C'était plus grand que ces derniers jours mais plus bas que le premier jour des manifestations la semaine dernière quand 17 ont été tués dans le jour le plus sanglant des affrontements israélo-palestiniens depuis la guerre de Gaza de 2014.
Des tireurs d'élite tirent sur des Palestiniens près de la frontière de Gaza
Parmi les victimes tuées vendredi, le journaliste Yasser Murtaga et deux adolescents de 16 et 17 ans, tandis que le ministère de la Santé de Gaza rapporte plus de 40 M. Murtaga, qui couvrait les affrontements pour la chaîne de télévision locale Ain Media, a été blessé par balles dans la ville de Khuzaa, dans le sud du pays, où des manifestants ont brûlé des pneus. 19659003] Dans le chaos, les jeunes Palestiniens ont raillé et jeté des pierres sur la barrière frontalière, tandis que les troupes israéliennes ont riposté avec des gaz lacrymogènes
Selon le ministère de la Santé et le Croissant-Rouge de Gaza, au moins 48 enfants ont été blessés. 19659013] » />
Video: Les affrontements meurtriers continuent à la frontière entre Gaza et Israël
Les manifestants ont également allumé des pneus pour créer un écran de fumée à partir de tireurs embusqués, mais cela n'a pas fonctionné.
Sky News un homme non armé se fait tirer dans les pieds à une distance de 100 à 150 mètres de la frontière.
Un manifestant, Mahmoud, a déclaré: «Nous en avons marre d'être des réfugiés. Pendant des décennies et presque un siècle maintenant nous avons été expulsés d'un pays à l'autre.
"Nous sommes privés de nos droits, nous ne pouvons pas mener une vie normale."
Un manifestant utilise une fronde pour lancer des pierres
Israël estime que les manifestations ont été déclenchées par le Hamas, qui contrôle Gaza et dont l'aile militaire est proscrite par le Royaume-Uni comme un groupe terroriste, comme un déguisement Des milliers de tirs de roquettes depuis Gaza ont frappé Israël ces dernières années
L'armée israélienne a publié une vidéo censée montrer qu'un Palestinien avait endommagé la barrière frontalière.
Le porte-parole de Tsahal Jonathan Conricus "Les règles d'engagement de nos troupes sur le terrain sont très strictes et seulement après que d'autres moyens ont été utilisés, les moyens les moins meurtriers ont été épuisés, puis les soldats reçoivent des directives et des ordres pour frapper ceux qui constituent une menace directe.
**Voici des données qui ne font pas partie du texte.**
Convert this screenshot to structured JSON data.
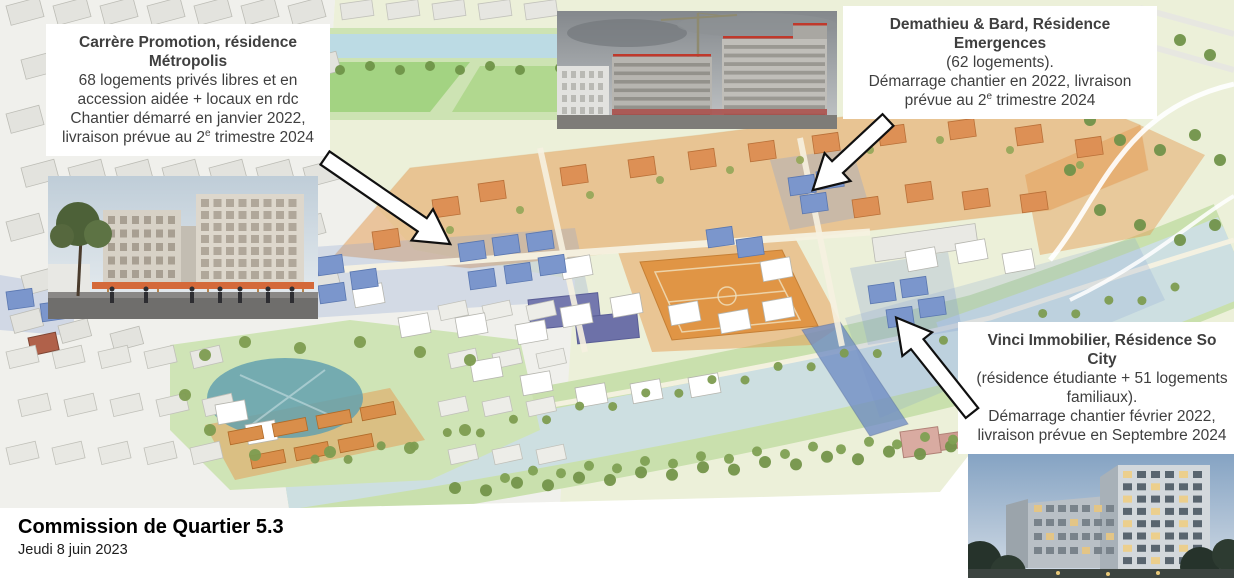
{
  "footer": {
    "title": "Commission de Quartier 5.3",
    "date": "Jeudi 8 juin 2023"
  },
  "callouts": [
    {
      "id": "carrere-metropolis",
      "heading1": "Carrère Promotion, résidence",
      "heading2": "Métropolis",
      "line1": "68 logements privés libres et en",
      "line2": "accession aidée + locaux en rdc",
      "line3": "Chantier démarré en janvier 2022,",
      "line4_pre": "livraison prévue au 2",
      "line4_sup": "e",
      "line4_post": " trimestre 2024"
    },
    {
      "id": "demathieu-emergences",
      "heading1": "Demathieu & Bard, Résidence",
      "heading2": "Emergences",
      "line1": "(62 logements).",
      "line2": "Démarrage chantier en 2022, livraison",
      "line3_pre": "prévue au 2",
      "line3_sup": "e",
      "line3_post": " trimestre 2024"
    },
    {
      "id": "vinci-so-city",
      "heading1": "Vinci Immobilier, Résidence So",
      "heading2": "City",
      "line1": "(résidence étudiante + 51 logements",
      "line2": "familiaux).",
      "line3": "Démarrage chantier février 2022,",
      "line4": "livraison prévue en Septembre 2024"
    }
  ],
  "images": [
    {
      "alt": "photo chantier Résidence Emergences"
    },
    {
      "alt": "perspective résidence Métropolis"
    },
    {
      "alt": "perspective Résidence So City"
    }
  ],
  "pointers": [
    {
      "id": "arrow-1",
      "direction": "down-right"
    },
    {
      "id": "arrow-2",
      "direction": "down-left"
    },
    {
      "id": "arrow-3",
      "direction": "up-left"
    }
  ],
  "map": {
    "type": "3d-masterplan",
    "colors": {
      "existing_city": "#e3e3de",
      "pale_ground": "#ecf0d9",
      "park_green": "#cde3b3",
      "orange_zone": "#e59a4f",
      "sports_field": "#e0923f",
      "blue_buildings": "#7b96cc",
      "bridge_blue": "#6f8cc4",
      "river": "#cddfe1",
      "pond": "#5f9fae",
      "tree_green": "#7d9c50",
      "school_slate": "#7478ae"
    }
  }
}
Image: Un manifestant avec un drapeau palestinien regarde pendant les affrontements avec les troupes israéliennes
"Il n'y a pas de coups aléatoires et il n'y a pas de ciblage arbitraire des civils Elizabeth Throssell, porte-parole des Nations Unies pour les droits de l'homme, a exhorté Israël à faire preuve de retenue au milieu des protestations continuelles: "Nous disons qu'Israël a l'obligation de ne pas employer de force excessive", a-t-elle déclaré. 19659003] "Et que s'il y a un recours injustifié et illégal à des armes à feu entraînant la mort, cela équivaut à un meurtre délibéré."
Mais les Etats-Unis, le plus proche allié d'Israël, ont bloqué une déclaration du Conseil de sécurité. Palestiniens pour protester pacifiquement.
Il était le seul des 15 nations du conseil à être en désaccord avec la déclaration.